Uday Hussein had come upstairs in pursuit of a maid. He’d been stalking her on and off since she’d started work at the Adhamiyah estate, following her through the house each time he caught sight of her, each time letting her elude him, confident that he could corner her whenever he wished. Today though he’d grown tired of the game and determined to end it, and so he was very annoyed when he burst into a bathroom where he was sure she was hiding, only to find it unoccupied.
He backed out into the hall, turning towards a gallery that overlooked the domed chamber containing the Nebuchadnezzar statue. A male servant was polishing the balustrade; sensing Uday’s attention upon him, he recalled another chore in a distant part of the house and hastened away.
Uday went the other direction, poking his head into rooms at random. In the westernmost part of the hall he paused in front of a massive wooden door banded in iron. The chamber beyond was off-limits but Uday decided to check it anyway, reasoning that if the maid were inside he’d have an excuse to punish her—not that he needed an excuse.
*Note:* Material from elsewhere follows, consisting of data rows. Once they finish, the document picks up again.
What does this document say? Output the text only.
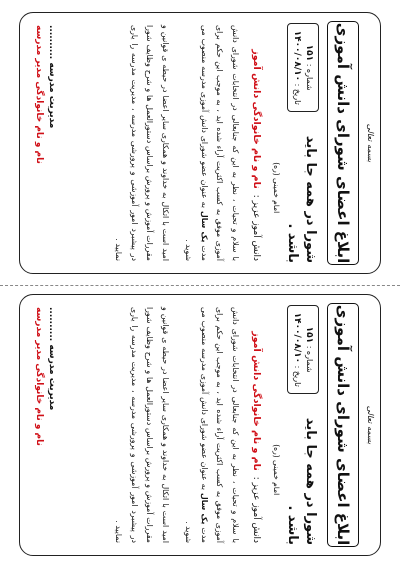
بسمه تعالی
ابلاغ اعضای شورای دانش آموزی
شورا در همه جا باید باشد .
امام خمینی (ره)
شماره : ۱۵۱
تاریخ : ۱۴۰۰/۰۸/۱۰
دانش آموز عزیز :
نام و نام خانوادگی دانش آموز
با سلام و تحیات ، نظر به این که جنابعالی در انتخابات شورای دانش آموزی موفق به کسب اکثریت آراء شده اید ، به موجب این حکم برای مدت یک سال به عنوان عضو شورای دانش آموزی مدرسه منصوب می شوید .
امید است با اتکال به خداوند و همکاری سایر اعضا در حیطه ی قوانین و مقررات آموزش و پرورش براساس دستورالعمل ها و شرح وظایف شورا در پیشبرد امور آموزشی و پرورشی مدرسه ، مدیریت مدرسه را یاری نمایید .
مدیریت مدرسه ..........
نام و نام خانوادگی مدیر مدرسه
بسمه تعالی
ابلاغ اعضای شورای دانش آموزی
شورا در همه جا باید باشد .
امام خمینی (ره)
شماره : ۱۵۱
تاریخ : ۱۴۰۰/۰۸/۱۰
دانش آموز عزیز :
نام و نام خانوادگی دانش آموز
با سلام و تحیات ، نظر به این که جنابعالی در انتخابات شورای دانش آموزی موفق به کسب اکثریت آراء شده اید ، به موجب این حکم برای مدت یک سال به عنوان عضو شورای دانش آموزی مدرسه منصوب می شوید .
امید است با اتکال به خداوند و همکاری سایر اعضا در حیطه ی قوانین و مقررات آموزش و پرورش براساس دستورالعمل ها و شرح وظایف شورا در پیشبرد امور آموزشی و پرورشی مدرسه ، مدیریت مدرسه را یاری نمایید .
مدیریت مدرسه ..........
نام و نام خانوادگی مدیر مدرسه
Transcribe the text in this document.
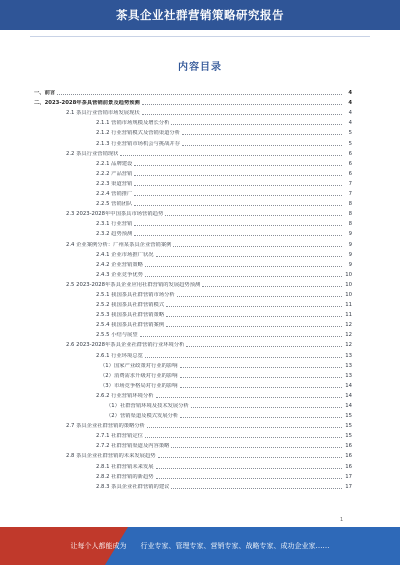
茶具企业社群营销策略研究报告
内容目录
一、前言	4
二、2023-2028年茶具营销前景及趋势预测	4
2.1 茶具行业营销市场发展现状	4
2.1.1 营销市场规模及增长分析	4
2.1.2 行业营销模式及营销渠道分析	5
2.1.3 行业营销市场机会与挑战并存	5
2.2 茶具行业营销现状	6
2.2.1 品牌建设	6
2.2.2 产品营销	6
2.2.3 渠道营销	7
2.2.4 营销推广	7
2.2.5 营销团队	8
2.3 2023-2028年中国茶具市场营销趋势	8
2.3.1 行业营销	8
2.3.2 趋势预测	9
2.4 企业案例分析：广州某茶具企业营销案例	9
2.4.1 企业市场推广状况	9
2.4.2 企业营销策略	9
2.4.3 企业竞争优势	10
2.5 2023-2028年茶具企业应用社群营销的发展趋势预测	10
2.5.1 我国茶具社群营销市场分析	10
2.5.2 我国茶具社群营销模式	11
2.5.3 我国茶具社群营销策略	11
2.5.4 我国茶具社群营销案例	12
2.5.5 小结与展望	12
2.6 2023-2028年茶具企业社群营销行业环境分析	12
2.6.1 行业环境总览	13
（1）国家产业政策对行业的影响	13
（2）消费需求升级对行业的影响	13
（3）市场竞争格局对行业的影响	14
2.6.2 行业营销环境分析	14
（1）社群营销环境及技术发展分析	14
（2）营销渠道及模式发展分析	15
2.7 茶具企业社群营销的策略分析	15
2.7.1 社群营销定位	15
2.7.2 社群营销渠道及内容策略	16
2.8 茶具企业社群营销的未来发展趋势	16
2.8.1 社群营销未来发展	16
2.8.2 社群营销的新趋势	17
2.8.3 茶具企业社群营销的建议	17
1
让每个人都能成为　　行业专家、管理专家、营销专家、战略专家、成功企业家……
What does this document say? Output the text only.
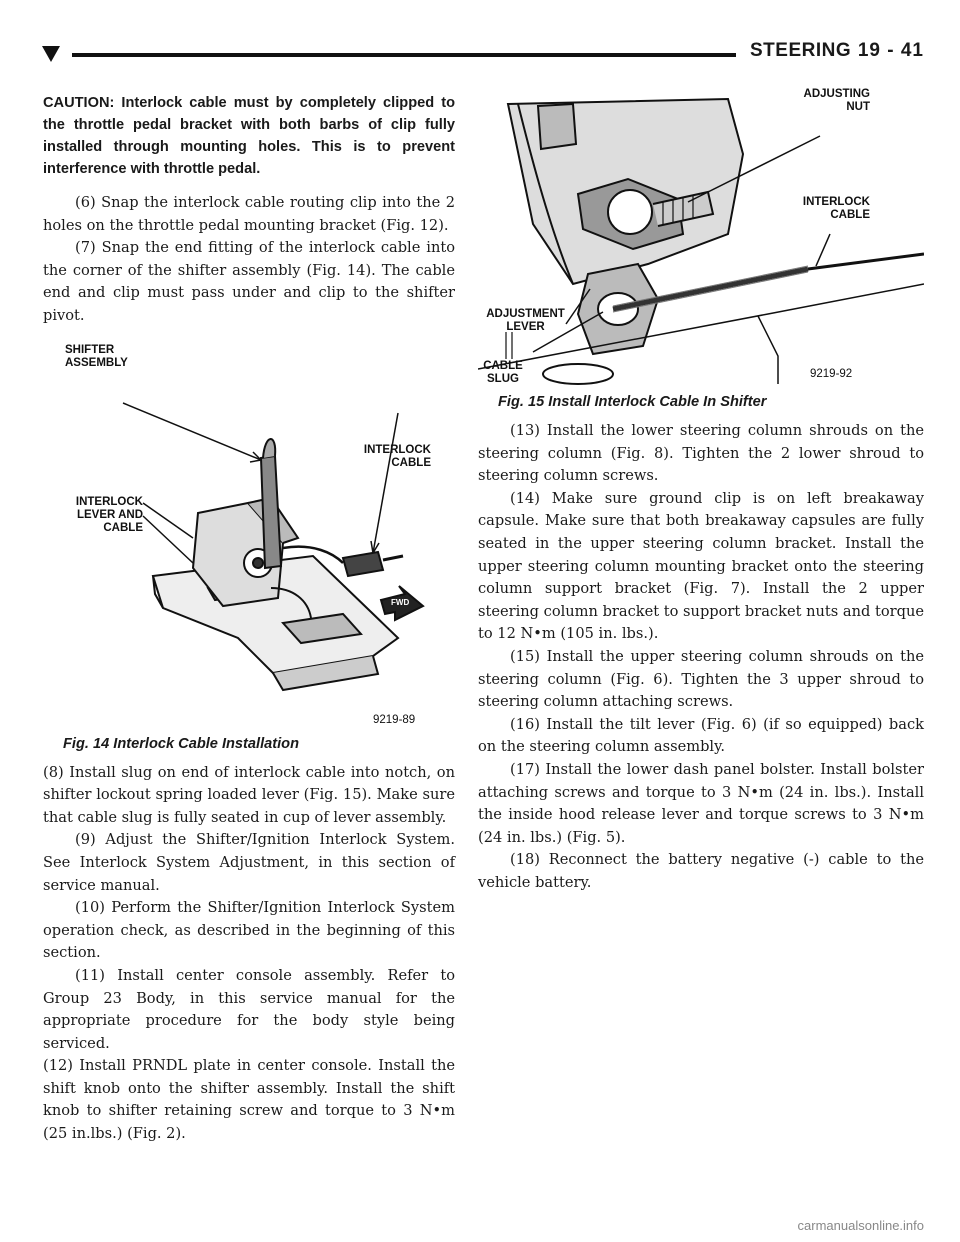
STEERING 19 - 41
CAUTION: Interlock cable must by completely clipped to the throttle pedal bracket with both barbs of clip fully installed through mounting holes. This is to prevent interference with throttle pedal.

(6) Snap the interlock cable routing clip into the 2 holes on the throttle pedal mounting bracket (Fig. 12).

(7) Snap the end fitting of the interlock cable into the corner of the shifter assembly (Fig. 14). The cable end and clip must pass under and clip to the shifter pivot.

SHIFTER
ASSEMBLY
INTERLOCK
CABLE
INTERLOCK
LEVER AND
CABLE
FWD
9219-89
Fig. 14 Interlock Cable Installation

(8) Install slug on end of interlock cable into notch, on shifter lockout spring loaded lever (Fig. 15). Make sure that cable slug is fully seated in cup of lever assembly.

(9) Adjust the Shifter/Ignition Interlock System. See Interlock System Adjustment, in this section of service manual.

(10) Perform the Shifter/Ignition Interlock System operation check, as described in the beginning of this section.

(11) Install center console assembly. Refer to Group 23 Body, in this service manual for the appropriate procedure for the body style being serviced.

(12) Install PRNDL plate in center console. Install the shift knob onto the shifter assembly. Install the shift knob to shifter retaining screw and torque to 3 N•m (25 in.lbs.) (Fig. 2).

ADJUSTING
NUT
INTERLOCK
CABLE
ADJUSTMENT
LEVER
CABLE
SLUG	9219-92
Fig. 15 Install Interlock Cable In Shifter

(13) Install the lower steering column shrouds on the steering column (Fig. 8). Tighten the 2 lower shroud to steering column screws.

(14) Make sure ground clip is on left breakaway capsule. Make sure that both breakaway capsules are fully seated in the upper steering column bracket. Install the upper steering column mounting bracket onto the steering column support bracket (Fig. 7). Install the 2 upper steering column bracket to support bracket nuts and torque to 12 N•m (105 in. lbs.).

(15) Install the upper steering column shrouds on the steering column (Fig. 6). Tighten the 3 upper shroud to steering column attaching screws.

(16) Install the tilt lever (Fig. 6) (if so equipped) back on the steering column assembly.

(17) Install the lower dash panel bolster. Install bolster attaching screws and torque to 3 N•m (24 in. lbs.). Install the inside hood release lever and torque screws to 3 N•m (24 in. lbs.) (Fig. 5).

(18) Reconnect the battery negative (-) cable to the vehicle battery.

carmanualsonline.info
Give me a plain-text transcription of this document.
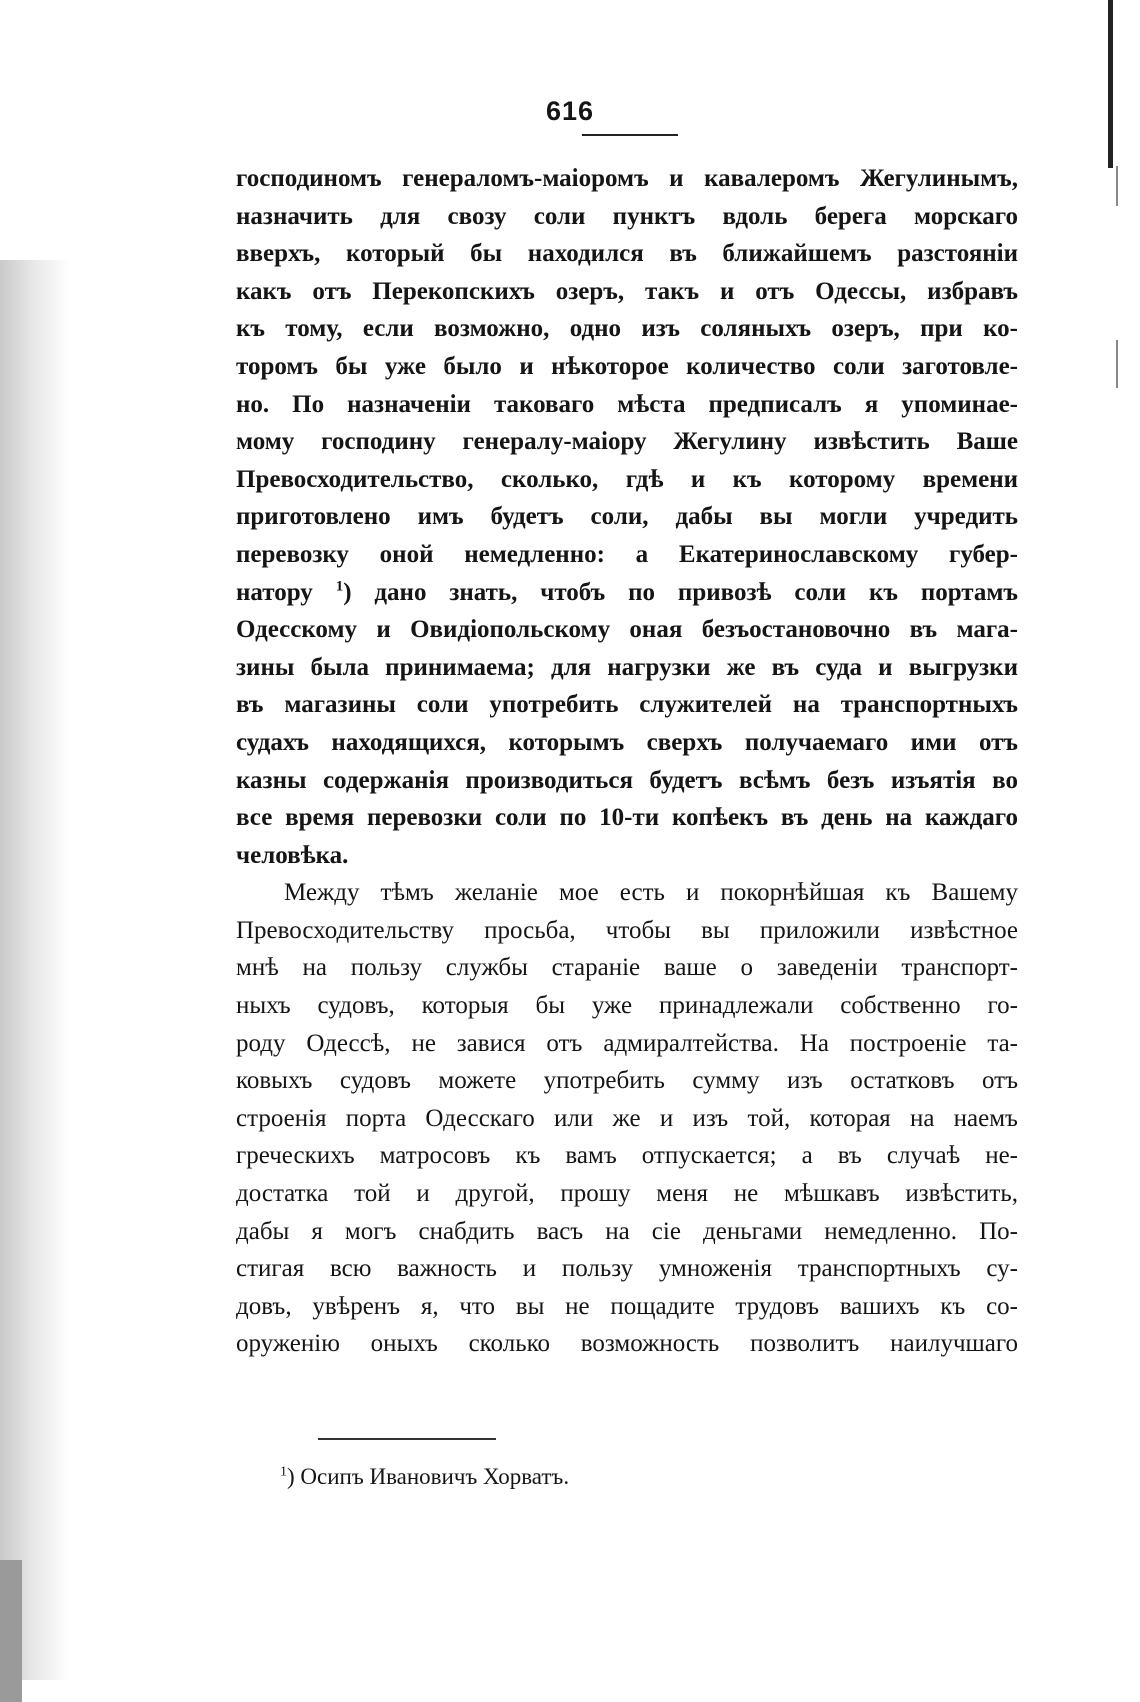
616
господиномъ генераломъ-маіоромъ и кавалеромъ Жегулинымъ,
назначить для свозу соли пунктъ вдоль берега морскаго
вверхъ, который бы находился въ ближайшемъ разстояніи
какъ отъ Перекопскихъ озеръ, такъ и отъ Одессы, избравъ
къ тому, если возможно, одно изъ соляныхъ озеръ, при ко-
торомъ бы уже было и нѣкоторое количество соли заготовле-
но. По назначеніи таковаго мѣста предписалъ я упоминае-
мому господину генералу-маіору Жегулину извѣстить Ваше
Превосходительство, сколько, гдѣ и къ которому времени
приготовлено имъ будетъ соли, дабы вы могли учредить
перевозку оной немедленно: а Екатеринославскому губер-
натору $^1$) дано знать, чтобъ по привозѣ соли къ портамъ
Одесскому и Овидіопольскому оная безъостановочно въ мага-
зины была принимаема; для нагрузки же въ суда и выгрузки
въ магазины соли употребить служителей на транспортныхъ
судахъ находящихся, которымъ сверхъ получаемаго ими отъ
казны содержанія производиться будетъ всѣмъ безъ изъятія во
все время перевозки соли по 10-ти копѣекъ въ день на каждаго
человѣка.
Между тѣмъ желаніе мое есть и покорнѣйшая къ Вашему
Превосходительству просьба, чтобы вы приложили извѣстное
мнѣ на пользу службы стараніе ваше о заведеніи транспорт-
ныхъ судовъ, которыя бы уже принадлежали собственно го-
роду Одессѣ, не завися отъ адмиралтейства. На построеніе та-
ковыхъ судовъ можете употребить сумму изъ остатковъ отъ
строенія порта Одесскаго или же и изъ той, которая на наемъ
греческихъ матросовъ къ вамъ отпускается; а въ случаѣ не-
достатка той и другой, прошу меня не мѣшкавъ извѣстить,
дабы я могъ снабдить васъ на сіе деньгами немедленно. По-
стигая всю важность и пользу умноженія транспортныхъ су-
довъ, увѣренъ я, что вы не пощадите трудовъ вашихъ къ со-
оруженію оныхъ сколько возможность позволитъ наилучшаго
$^1$) Осипъ Ивановичъ Хорватъ.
The door somewhat surprisingly was unlocked. Uday leaned into it and swung it wide, then spread his arms and cried “Aha!” No one tried to bolt
past him. He lowered his arms again and stood just inside the threshold looking around.
The chamber was octagonal, ten meters wide. In the past it had been used as both a prayer room and an astronomical observatory, and its single broad window was oriented towards the Qibla. Its current focus, however, was neither Mecca nor the heavens, but the heart of the vast desert in the Arabian Peninsula’s southeast quadrant. Sand from that desert had been poured in a series of curving lines on the chamber floor, forming a pattern like a whirlwind viewed from above. In the whirlwind’s eye the brass bottle from Al Hillah had been placed atop a mound of sand, its unstoppered mouth tilted towards the window. Incense burners and stands of bells and chimes were spaced around the whirlwind’s outer edge, and other trinkets and talismans had been arranged within the swirls of sand according to some system Uday had not been schooled in.
The sight of it made him dizzy, and being dizzy made him angry. He approached the near edge of the whirlwind and nudged one of the smoking braziers with the toe of his boot.
“Do not disturb the pattern!”
Mr. Rammal, his father’s sorcerer, stood in the doorway holding a set of iron shackles. Uday clenched his fists at the rebuke and for a dangerous second contemplated stomping through the whole design like a boy kicking apart a sand castle—and then maybe, for an encore, pistol-whipping Mr. Rammal until his brains came out his ears.
He resisted the urge. His father was home and not far away, and maids weren’t the only ones in this house subject to cruel punishments.
Instead he glared at Mr. Rammal. “Who do you think you are talking to that way?”
“You mustn’t disturb it,” Mr. Rammal repeated. He came forward to make sure that it hadn’t already been damaged, and Uday suppressed another impulse to violence.
“What’s this supposed to do, anyway?” Uday said. “Suck the jinni into the bottle like a magic vacuum cleaner?”